Are there best practices to automatically check whether the metha-sync harvesting process is still running and restart it if necessary?

Martin Czygan · Answer 4 · Fri Jun 24 2022 17:03:52 GMT+0800 (China Standard Time)

We had similar experiences, where e.g. the result set got too large for server and it bailed out (timeout on server side).

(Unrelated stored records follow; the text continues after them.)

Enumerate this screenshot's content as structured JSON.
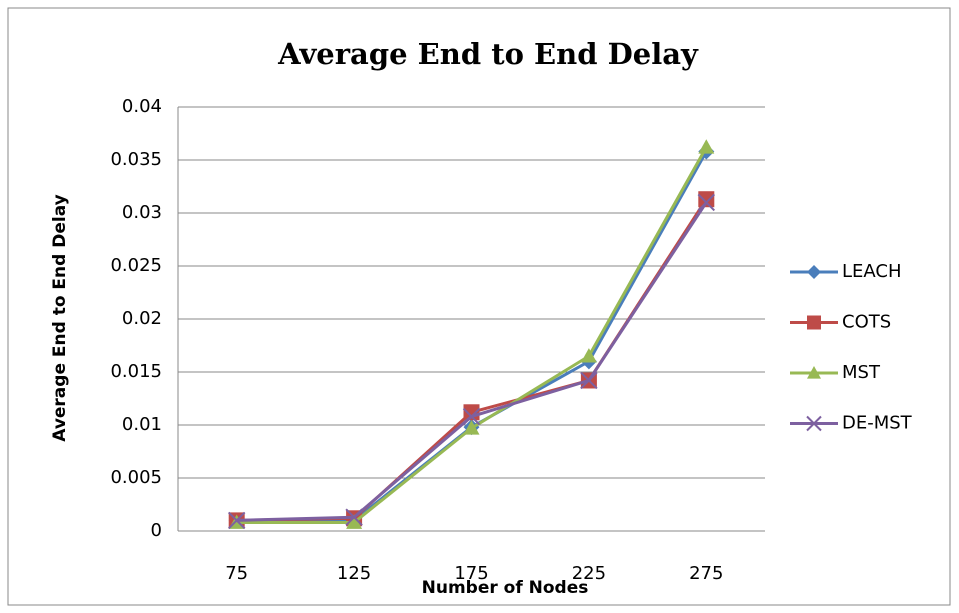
{
  "chart_data": {
    "type": "line",
    "title": "Average End to End Delay",
    "x_label": "Number of Nodes",
    "y_label": "Average End to End Delay",
    "categories": [
      "75",
      "125",
      "175",
      "225",
      "275"
    ],
    "series": [
      {
        "name": "LEACH",
        "color": "#4a7ebb",
        "marker": "diamond",
        "values": [
          0.001,
          0.001,
          0.0098,
          0.016,
          0.0358
        ]
      },
      {
        "name": "COTS",
        "color": "#be4b48",
        "marker": "square",
        "values": [
          0.001,
          0.0012,
          0.0112,
          0.0142,
          0.0313
        ]
      },
      {
        "name": "MST",
        "color": "#98b954",
        "marker": "triangle",
        "values": [
          0.0008,
          0.0008,
          0.0097,
          0.0165,
          0.0362
        ]
      },
      {
        "name": "DE-MST",
        "color": "#7d60a0",
        "marker": "x",
        "values": [
          0.001,
          0.0013,
          0.0108,
          0.0142,
          0.031
        ]
      }
    ],
    "ylim": [
      0,
      0.04
    ],
    "yticks": [
      0,
      0.005,
      0.01,
      0.015,
      0.02,
      0.025,
      0.03,
      0.035,
      0.04
    ],
    "grid": true,
    "legend": "right"
  }
}
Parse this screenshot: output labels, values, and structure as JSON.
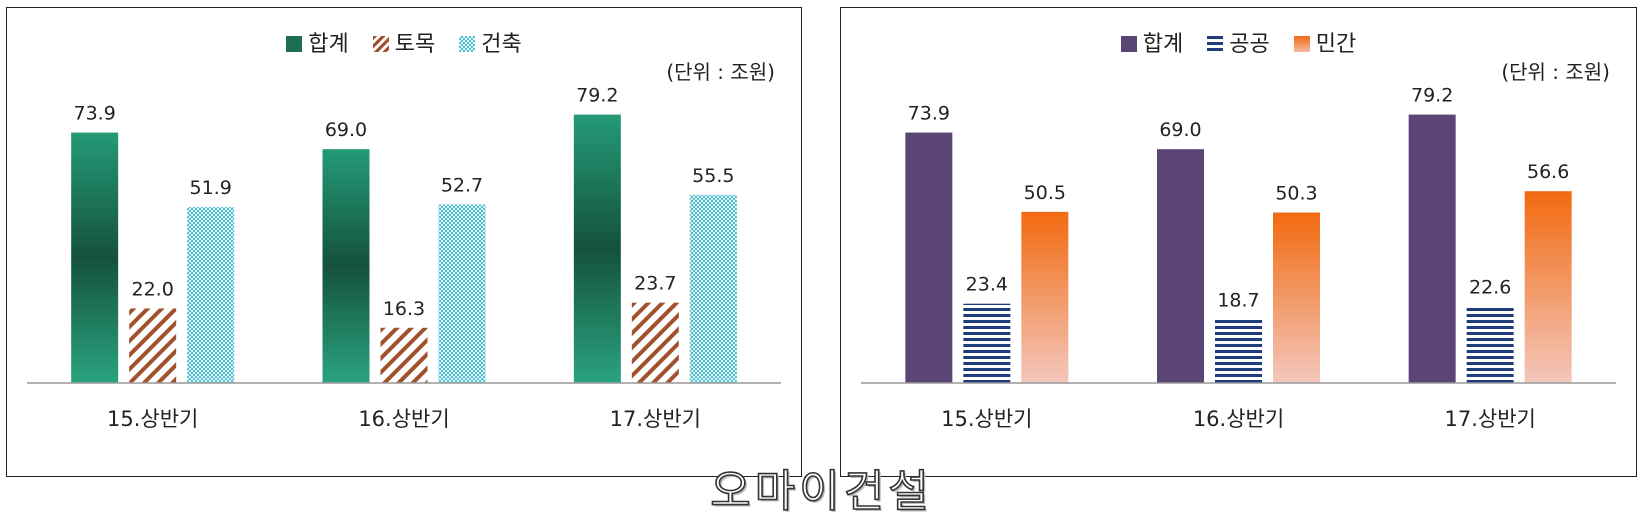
{
  "unit_label": "(단위 : 조원)",
  "watermark": "오마이건설",
  "chart_data": [
    {
      "type": "bar",
      "categories": [
        "15.상반기",
        "16.상반기",
        "17.상반기"
      ],
      "ylim": [
        0,
        90
      ],
      "grid": false,
      "legend_position": "top-center",
      "series": [
        {
          "name": "합계",
          "values": [
            73.9,
            69.0,
            79.2
          ],
          "color": "#1f7a5c",
          "style": "gradient-green"
        },
        {
          "name": "토목",
          "values": [
            22.0,
            16.3,
            23.7
          ],
          "color": "#a0522d",
          "style": "diagonal-stripes"
        },
        {
          "name": "건축",
          "values": [
            51.9,
            52.7,
            55.5
          ],
          "color": "#4fc0cf",
          "style": "checker"
        }
      ],
      "value_labels": [
        [
          "73.9",
          "69.0",
          "79.2"
        ],
        [
          "22.0",
          "16.3",
          "23.7"
        ],
        [
          "51.9",
          "52.7",
          "55.5"
        ]
      ]
    },
    {
      "type": "bar",
      "categories": [
        "15.상반기",
        "16.상반기",
        "17.상반기"
      ],
      "ylim": [
        0,
        90
      ],
      "grid": false,
      "legend_position": "top-center",
      "series": [
        {
          "name": "합계",
          "values": [
            73.9,
            69.0,
            79.2
          ],
          "color": "#5b4577",
          "style": "solid"
        },
        {
          "name": "공공",
          "values": [
            23.4,
            18.7,
            22.6
          ],
          "color": "#1f3d7a",
          "style": "horizontal-stripes"
        },
        {
          "name": "민간",
          "values": [
            50.5,
            50.3,
            56.6
          ],
          "color": "#f26a10",
          "style": "gradient-orange"
        }
      ],
      "value_labels": [
        [
          "73.9",
          "69.0",
          "79.2"
        ],
        [
          "23.4",
          "18.7",
          "22.6"
        ],
        [
          "50.5",
          "50.3",
          "56.6"
        ]
      ]
    }
  ]
}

One workaround may be to shrink the time window for the harvest, e.g. from monthly (which is the default and seem to work for 99.5% of the cases) to daily (resulting in hopefully smaller result sets):

$ metha-sync -daily -T 5m https://abc.de

Note that this will harvest into the same directory and metha-cat just picks up any file in the harvesting directory (there is currently no -daily flag on metha-cat). Maybe best would be to stash the existing directory somewhere (if you do not want to lose the previous harvest):

$ mv $(metha-sync -dir https://abc.de) /tmp

[...] and then to start anew with -daily slices.

For automatic restart, I may try a shell wrapper first, something like:

$ until metha-sync -T 5m https://abc.de; do echo "retrying..."; sleep 3; done

I believe metha returns non-zero on failure ("FATA"), so that should work (also, no half-harvested files should remain).